The advancement of environmental DNA (eDNA) has enabled rapid and non-invasive species detection in aquatic environments. While most studies focus on detecting species presence or absence, recent research has explored using eDNA data to quantify species abundance. This estimation usually is based on the concentration of targeted eDNA. However, eDNA concentration can be influenced by various factors, both biotic and abiotic, which can obscure the relationship between concentration and species abundance. In this study, we suggest using the number of segregating sites as a proxy for estimating species abundance. We investigated this relationship in silico, in vitro, and in situ (mesocosm experiments) using two brackish goby species, Acanthogobius hasta and Tridentiger bifasciatus. Analysis of simulated and in vitro data, where DNA was mixed from a known number of individuals, revealed a strong correlation between the number of segregating sites and species abundance (R² > 0.9; P < 0.01). Results from the mesocosm experiment confirmed this correlation (R² = 0.70, P < 0.01). This correlation remained consistent despite biotic factors such as body size and feeding behavior of the fish (P > 0.05). Cross-validation tests demonstrated that the number of segregating sites predicts species abundance more accurately and reliably than eDNA concentration. In conclusion, the number of segregating sites is a precise and robust indicator of species abundance compared to eDNA concentration, offering a significant enhancement to the quantitative capabilities of eDNA technology.

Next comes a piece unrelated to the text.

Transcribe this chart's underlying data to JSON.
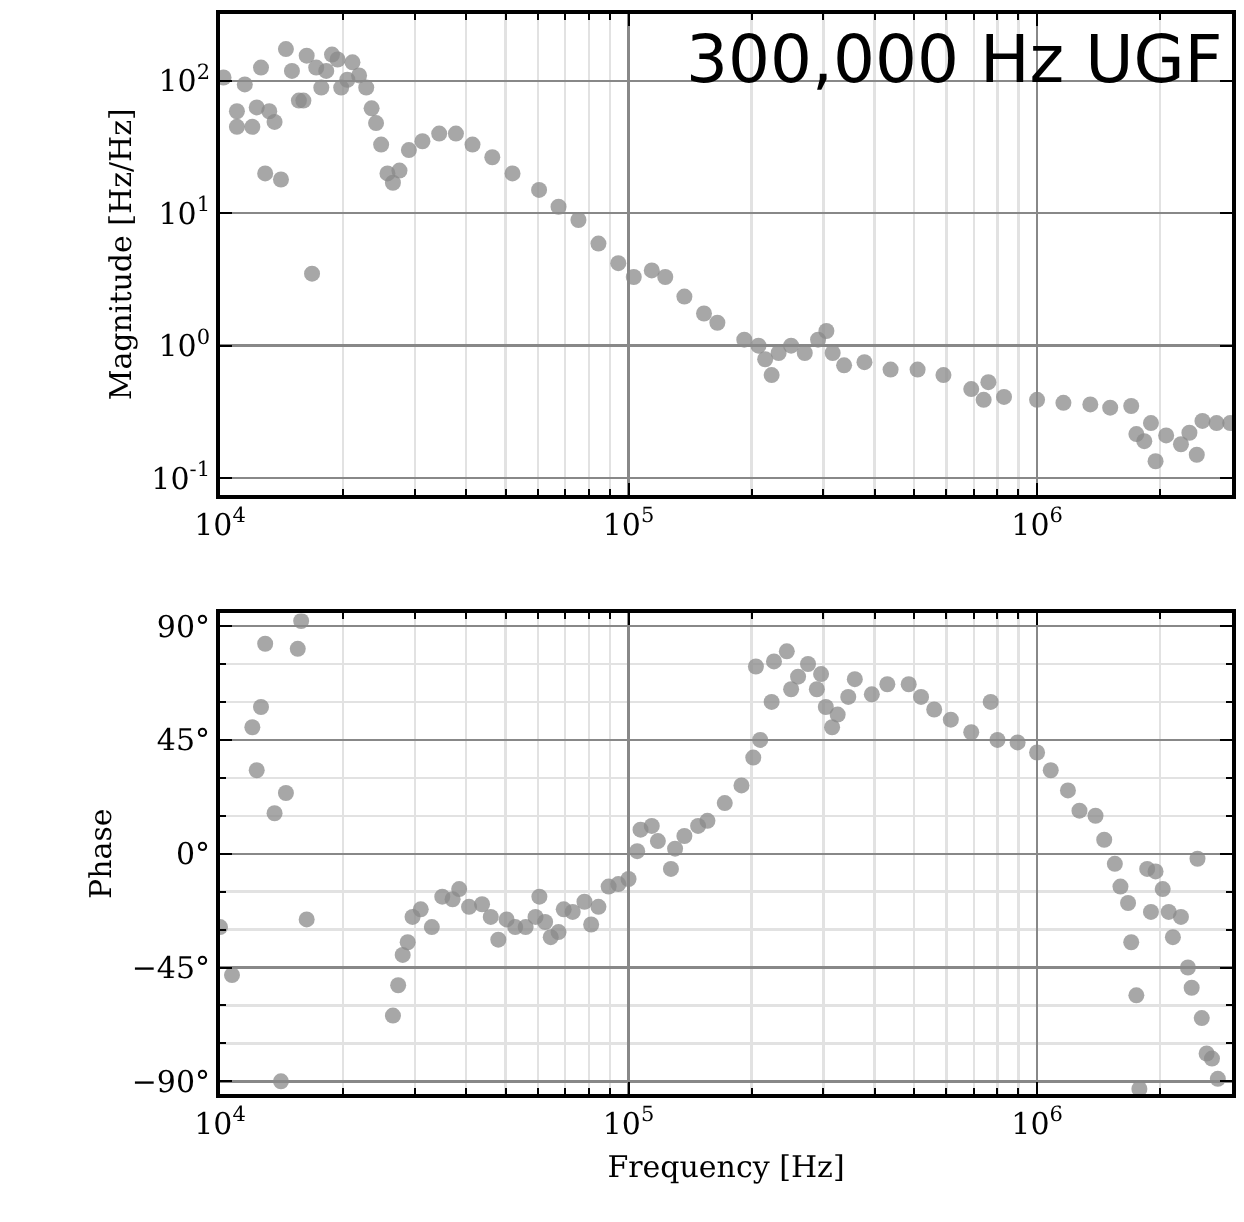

We first assessed the relationship between the number of segregating sites and species abundance by entirely simulated sequences. The length of simulated sequences was set at 17,000 bp, close to the total size of 11 target segments. The number of simulated sequences/individuals was 1000, and sequences were generated at the mutation rate of 10-6 /bp/gen. To account for mutation rate variation among different species, we also generated another two datasets at the mutation rate of 10-7 /bp/gen and 10-8 /bp/gen. All data were generated using the software Fastsimcoal2 (Excoffier & Foll, 2011). A subset of sequences were randomly chosen from the simulated data, ranging from 20 to 980 sequences with intervals of 20. Selected sequences were aligned using MUSCLE v1.0 (Edgar, 2004), then the number of segregating sites was counted from alignments. The simulation process was repeated three times at each specified number of sequences. The correlation between the number of segregating sites and the number of individuals/sequences was estimated by regression analysis using Microsoft Excel, in which the number of segregating sites was the dependent variable (y), the number of individuals/sequences was the independent variable (x) and the significance of the correlation was estimated by R2, and P values.